Judge Salas turned to ERISA for a definition (29 CFR § 2510.3-101, titled “Definition of “plan assets” – plan investments”) which noted that “generally, when a plan invests in another entity, the assets of the plan include its investment but do not, solely by reason of that investment, include any of the underlying assets of the entity.However, in the case of an investment of a scheme in a participation in an entity which is neither a security offered to the public nor a security issued by an investment company registered under the Investment Companies Act 1940, its assets include both the interest and an undivided interest in each of the entity’s underlying assets…”.

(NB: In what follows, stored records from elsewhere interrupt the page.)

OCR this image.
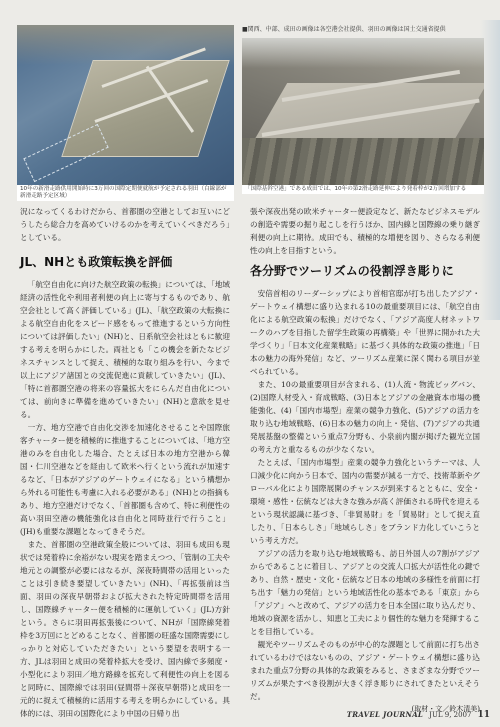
10年の新滑走路供用開始時に3万回の国際定期便就航が予定される羽田（白線部が新滑走路予定区域）
■関西、中部、成田の画像は各空港会社提供、羽田の画像は国土交通省提供
「国際基幹空港」である成田では、10年の第2滑走路延伸により発着枠が2万回増加する

況になってくるわけだから、首都圏の空港としてお互いにどうしたら総合力を高めていけるのかを考えていくべきだろう」としている。

JL、NHとも政策転換を評価

「航空自由化に向けた航空政策の転換」については、「地域経済の活性化や利用者利便の向上に寄与するものであり、航空会社として高く評価している」(JL)、「航空政策の大転換による航空自由化をスピード感をもって推進するという方向性については評価したい」(NH)と、日系航空会社はともに歓迎する考えを明らかにした。両社とも「この機会を新たなビジネスチャンスとして捉え、積極的な取り組みを行い、今まで以上にアジア諸国との交流促進に貢献していきたい」(JL)、「特に首都圏空港の将来の容量拡大をにらんだ自由化については、前向きに準備を進めていきたい」(NH)と意欲を見せる。

一方、地方空港で自由化交渉を加速化させることや国際旅客チャーター便を積極的に推進することについては、「地方空港のみを自由化した場合、たとえば日本の地方空港から韓国・仁川空港などを経由して欧米へ行くという流れが加速するなど、「日本がアジアのゲートウェイになる」という構想から外れる可能性も考慮に入れる必要がある」(NH)との指摘もあり、地方空港だけでなく、「首都圏も含めて、特に利便性の高い羽田空港の機能強化は自由化と同時並行で行うこと」(JH)も重要な課題となってきそうだ。

また、首都圏の空港政策全般については、羽田も成田も現状では発着枠に余裕がない現実を踏まえつつ、「管制の工夫や地元との調整が必要にはなるが、深夜時間帯の活用といったことは引き続き要望していきたい」(NH)、「再拡張前は当面、羽田の深夜早朝帯および拡大された特定時間帯を活用し、国際線チャーター便を積極的に運航していく」(JL)方針という。さらに羽田再拡張後について、NHが「国際線発着枠を3万回にとどめることなく、首都圏の旺盛な国際需要にしっかりと対応していただきたい」という要望を表明する一方、JLは羽田と成田の発着枠拡大を受け、国内線で多頻度・小型化により羽田／地方路線を拡充して利便性の向上を図ると同時に、国際線では羽田(昼間帯＋深夜早朝帯)と成田を一元的に捉えて積極的に活用する考えを明らかにしている。具体的には、羽田の国際化により中国の日帰り出

張や深夜出発の欧米チャーター便設定など、新たなビジネスモデルの創造や需要の掘り起こしを行うほか、国内線と国際線の乗り継ぎ利便の向上に期待。成田でも、積極的な増便を図り、さらなる利便性の向上を目指すという。

各分野でツーリズムの役割浮き彫りに

安倍首相のリーダーシップにより首相官邸が打ち出したアジア・ゲートウェイ構想に盛り込まれる10の最重要項目には、「航空自由化による航空政策の転換」だけでなく、「アジア高度人材ネットワークのハブを目指した留学生政策の再構築」や「世界に開かれた大学づくり」「日本文化産業戦略」に基づく具体的な政策の推進」「日本の魅力の海外発信」など、ツーリズム産業に深く関わる項目が並べられている。

また、10の最重要項目が含まれる、(1)人流・物流ビッグバン、(2)国際人材受入・育成戦略、(3)日本とアジアの金融資本市場の機能強化、(4)「国内市場型」産業の競争力強化、(5)アジアの活力を取り込む地域戦略、(6)日本の魅力の向上・発信、(7)アジアの共通発展基盤の整備という重点7分野も、小泉前内閣が掲げた観光立国の考え方と重なるものが少なくない。

たとえば、「国内市場型」産業の競争力強化というテーマは、人口減少化に向かう日本で、国内の需要が減る一方で、技術革新やグローバル化により国際展開のチャンスが到来するとともに、安全・環境・感性・伝統などは大きな強みが高く評価される時代を迎えるという現状認識に基づき、「非貿易財」を「貿易財」として捉え直したり、「日本らしさ」「地域らしさ」をブランド力化していこうという考え方だ。

アジアの活力を取り込む地域戦略も、訪日外国人の7割がアジアからであることに着目し、アジアとの交流人口拡大が活性化の鍵であり、自然・歴史・文化・伝統など日本の地域の多様性を前面に打ち出す「魅力の発信」という地域活性化の基本である「東京」から「アジア」へと改めて、アジアの活力を日本全国に取り込んだり、地域の資源を活かし、知恵と工夫により個性的な魅力を発揮することを目指している。

観光やツーリズムそのものが中心的な課題として前面に打ち出されているわけではないものの、アジア・ゲートウェイ構想に盛り込まれた重点7分野の具体的な政策をみると、さまざまな分野でツーリズムが果たすべき役割が大きく浮き彫りにされてきたといえそうだ。

(取材・文／鈴木清美)

TRAVEL JOURNAL JUL 9, 2007 11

She then concluded that “this regulation cannot be interpreted as defining plan assets to include plan participant data. As a district court observed, this regulation expressly defines plan assets in terms of investments, but clearly “makes no mention of ‘data'”.

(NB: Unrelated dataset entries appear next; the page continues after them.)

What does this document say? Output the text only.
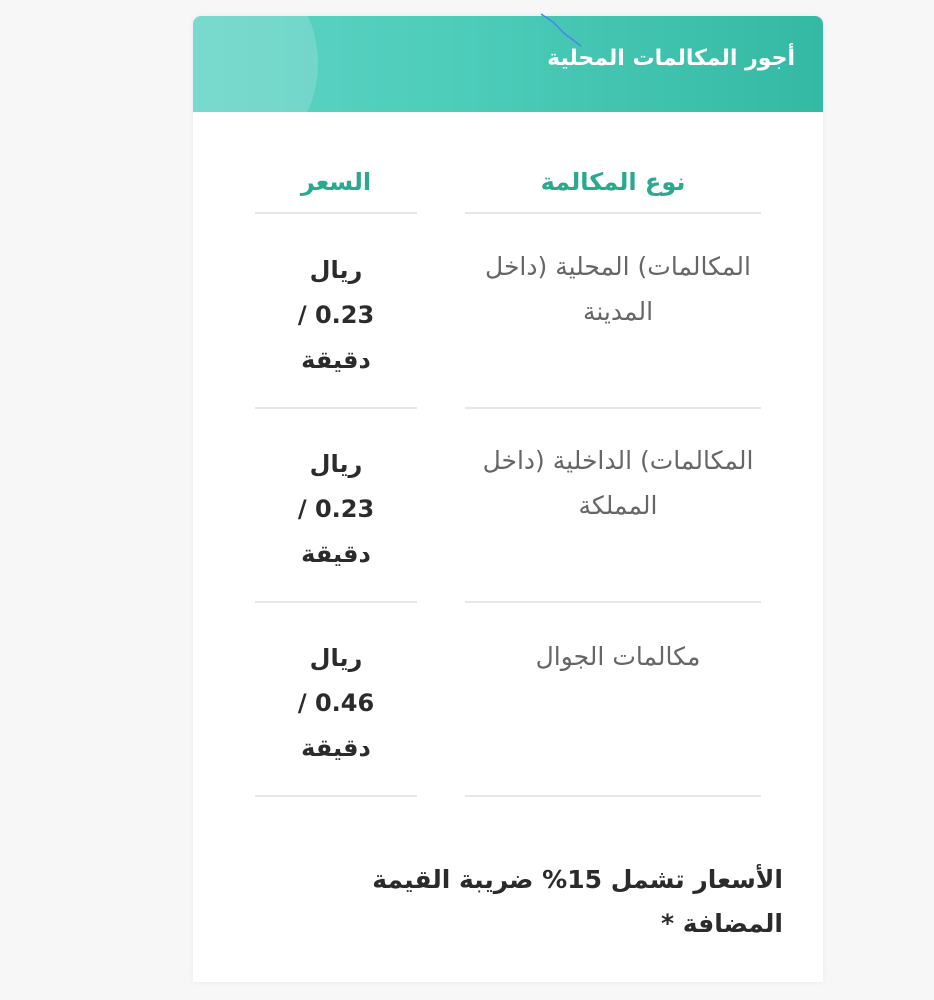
أجور المكالمات المحلية
نوع المكالمة
السعر
المكالمات) المحلية (داخل المدينة
ريال
0.23 /
دقيقة
المكالمات) الداخلية (داخل المملكة
ريال
0.23 /
دقيقة
مكالمات الجوال
ريال
0.46 /
دقيقة
الأسعار تشمل 15% ضريبة القيمة المضافة *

“The plaintiffs do not appear to dispute that the Secretary of Labor regulations fail to capture plan member data as plan assets,” she wrote. “Instead, plaintiffs argue that the Secretary of Labor does not exclusively define plan assets. In support, plaintiffs point out that the Secretary of Labor did not define plan assets until twelve years after ERISA was enacted, and that the regulations merely describe, rather than definitively define, the term plan assets. . Yet she wasn’t convinced. “Absent the minimal allegation that plan participant data is something valuable to the plan, plaintiffs do not allege that plan participant data is plan assets.”

“Accordingly,” Judge Salas concluded, “Plaintiffs’ Count X is dismissed. However, Count X, like Count IX, is dismissed without prejudice because the Court cannot rule out the possibility that the plaintiffs may plausibly argue that plan member data, when collected and aggregated, may be used as something of value for the benefit of the plan and plan participants.”

What does that mean

Common wisdom to date (as well as legal precedents) would seem to suggest that, while there is clearly value in member data that relates both to the scheme and, in some cases, beyond it, this would not appear to be a plan asset. However, as Judge Salas notes in leaving that door open, you never know when an open-minded judge might decide otherwise. Prudent fiduciaries should, at a minimum, be aware of potential arguments and cautious about access and application.


[1] Judge Salas found that the plaintiffs presented ample evidence that they paid $80 to $124 in record-keeping fees per participant from 2014 to 2018, about 400% more than the $25 to 30 that the plaintiffs had alleged that it was reasonable to wait for a plan. of this size. She also concluded that the evidence presented regarding the poor investment options was sufficient to establish a “plausible” case of wrongdoing.

[2] Harmon v Shell Oil Co., no. 20-0021, 2021 US Dist. LEXIS 66312, [2021 BL 126207], 2021 WL 1232694, at *2-3 (SD Tex. 30 Mar 2021); couch, [2018 BL 186065], 2018 US Dist. LEXIS 87645 , [2018 BL 186065]2018 WL 2388118, at *12; Patient Advocs., LLC v. Prysunka, 316 F. Supp. 2d 46, 48-49 (D.M. 2004).